United boss Brian McDermott insists side’s recent poor form doesn’t mean the squad have stopped playing for him. Leon Wobschall reports.
NOTHING can be certain at Leeds United these days, but Brian McDermott remains clear in his own mind on one thing.
Namely that the dreaded term which makes many managers cold and often sick with worry doesn’t apply, even in his thoroughly unique case.
It’s known simply as ‘losing the dressing room.’
Some fans have openly speculated about that fact amid the absolute chaos that is Leeds United since January 31 when McDermott was crazily ‘fired’ at the behest of prospective new owner Massimo Cellino, only to be reinstated the following day.
Earlier undermined by the presence of Cellino’s coaching ‘advisor’ in Gianluca Festa ahead of the Ipswich game on January 28, it is safe to say that the new year has represented the most difficult and bizarre chapter of McDermott’s managerial career.
Some would go further and say excruciating.
On the pitch, results and performances haven’t been kind to the Whites manager, who has been present for just one home win at Elland Road since early December 4.
He wasn’t even at the stadium on the day of emphatically Leeds’ best ninety minutes on the pitch in 2014 when they hammered neighbours Huddersfield Town 5-1 in a madcap afternoon on February 1.
United head into tonight’s clash with relegation-haunted Charlton Athletic seeking to avoid a fourth home defeat in five outings and with everything passing poor result, so more bruised supporters lose faith with both the team and manager.
McDermott has suffered plenty of collateral damage from the whole Cellino affair, but not at the cost of the working relationship between manager and players, according to the Whites chief.
McDermott, whose side have lost five of their last six matches and won just three of their last 19 games, said: “I am confident they are still with me.
“It’s a common theme that people say when you have had a bad run of results that the manager has lost the dressing room. I don’t even know what that means.
“Get a result, the manager has got the dressing-room again. Get another result, he’s really got the dressing room again. That’s how it works.
“It’s just a cliché. It doesn’t mean anything to me. I have got good people in the dressing room and they are as disappointed as me.
“But I am determined and fighting and they (players) will be the same.”
McDermott took solace if no points from United’s positive second-half performance against derby rivals Doncaster Rovers, with the minimum that fans will be expecting tonight will be a replication of that, but for ninety minutes, against a side scraping for their lives.
Talk is becoming cheap and actions and not words are all that United fans will be concerned with tonight as McDermott knows only too well.
He said: “The most important thing we can do is just get some unity at this football club as best as we possibly can. Especially in that dressing room before we go out.
“I have said to the players if you run and give everything for this shirt, the fans will back you and they did that in the second half against Doncaster.

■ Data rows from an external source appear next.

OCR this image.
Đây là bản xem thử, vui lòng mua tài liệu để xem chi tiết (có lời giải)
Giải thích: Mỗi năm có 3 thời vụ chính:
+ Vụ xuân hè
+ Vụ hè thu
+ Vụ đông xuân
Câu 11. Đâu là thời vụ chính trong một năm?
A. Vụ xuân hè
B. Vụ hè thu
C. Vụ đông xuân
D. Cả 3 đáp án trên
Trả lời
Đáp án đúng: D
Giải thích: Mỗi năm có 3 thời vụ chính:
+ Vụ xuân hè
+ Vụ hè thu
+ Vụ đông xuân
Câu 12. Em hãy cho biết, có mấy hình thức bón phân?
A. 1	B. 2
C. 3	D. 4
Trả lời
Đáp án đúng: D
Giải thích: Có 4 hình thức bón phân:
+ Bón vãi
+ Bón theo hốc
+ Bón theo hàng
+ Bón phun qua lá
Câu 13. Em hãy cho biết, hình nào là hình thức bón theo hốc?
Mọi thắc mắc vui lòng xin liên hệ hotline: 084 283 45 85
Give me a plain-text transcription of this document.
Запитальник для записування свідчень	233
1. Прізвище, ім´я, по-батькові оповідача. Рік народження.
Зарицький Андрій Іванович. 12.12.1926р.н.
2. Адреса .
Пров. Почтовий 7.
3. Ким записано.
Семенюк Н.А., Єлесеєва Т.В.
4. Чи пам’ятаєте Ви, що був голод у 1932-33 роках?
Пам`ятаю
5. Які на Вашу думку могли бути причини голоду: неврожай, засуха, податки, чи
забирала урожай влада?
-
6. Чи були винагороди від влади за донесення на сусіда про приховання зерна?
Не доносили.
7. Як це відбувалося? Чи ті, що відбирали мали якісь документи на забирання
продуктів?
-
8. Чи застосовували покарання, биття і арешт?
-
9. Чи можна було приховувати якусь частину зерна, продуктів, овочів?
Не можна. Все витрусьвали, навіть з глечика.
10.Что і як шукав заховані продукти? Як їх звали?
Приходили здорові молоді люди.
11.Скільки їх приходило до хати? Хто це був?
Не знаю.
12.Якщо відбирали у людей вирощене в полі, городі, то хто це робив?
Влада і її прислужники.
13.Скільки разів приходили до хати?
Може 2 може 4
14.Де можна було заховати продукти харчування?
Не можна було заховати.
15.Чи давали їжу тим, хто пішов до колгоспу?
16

“We’ve had a bad spell over a period of time, we know that. No-one is more disappointed than the players themselves.
“The first-half performance against Doncaster was really disappointing. But I felt we came out fighting in the second half and should have got something. And we’ve got to come out fighting again and get the result against Charlton.
“It will be a test. They are fighting for their lives and we need to start the game in the way we finished it on Saturday. That’s the most important thing.
“We have to play with that intensity. I said to the players at half-time that the fans will get behind you if they see you giving everything and running around and doing what you have got to do and trying to pass it and getting crosses into the box. And they did.
“The fans gave them everything and the players came back with a great response. I felt that at half-time, the fans weren’t happy and vented their anger and rightly so.
“But they didn’t afterwards and stayed with them because they saw us trying to play the right way.”
A perfect storm may have gathered at Leeds since January, with 2014 pretty much an annus horribilis so far, but McDermott insists he is no quitter.
He has been in rough situations before at Reading, but while nothing can probably compare to what he is currently experiencing, the fight is still there within him to be a success at a club that has seeped into his soul.
He said: “It’s difficult; there’s no doubt about it. I would not lie. It’s a difficult situation.
“But you either relish it and come out fighting or you give up.
“Most people don’t succeed and the reason that they don’t succeed is that they give up.
“They give up before they get to the finishing line. I have had this before and had five games (in 2011-12) where we couldn’t win at Reading.
“I could have given up and stopped and said: ‘We can’t do this.’ We ended up winning the league.
“I got to a play-off final the year before and eighth in the league when we were bottom the year before.
“I know this league and what is required in this league and am not planning to give up any time soon.
“I am relishing the challenge and it really is a challenge here.”
The major on-pitch positive on Saturday came in the second-half display of interval substitute Michael Tonge, who produced an accomplished performance in the heart of midfield and displayed some vestige of leadership in the middle of the park which United have been lacking in recent months.
It’s called stepping up to the plate and now, more than ever, United need their senior players to take charge in the view of McDermott.
“Especially when you are having a bit of a tough time, you need your senior players to really come to the fore.
“Michael Tonge came on Saturday and I thought he was absolutely outstanding.
“He’s a really good man and came in and did really well. Your senior players at the football club are so important.”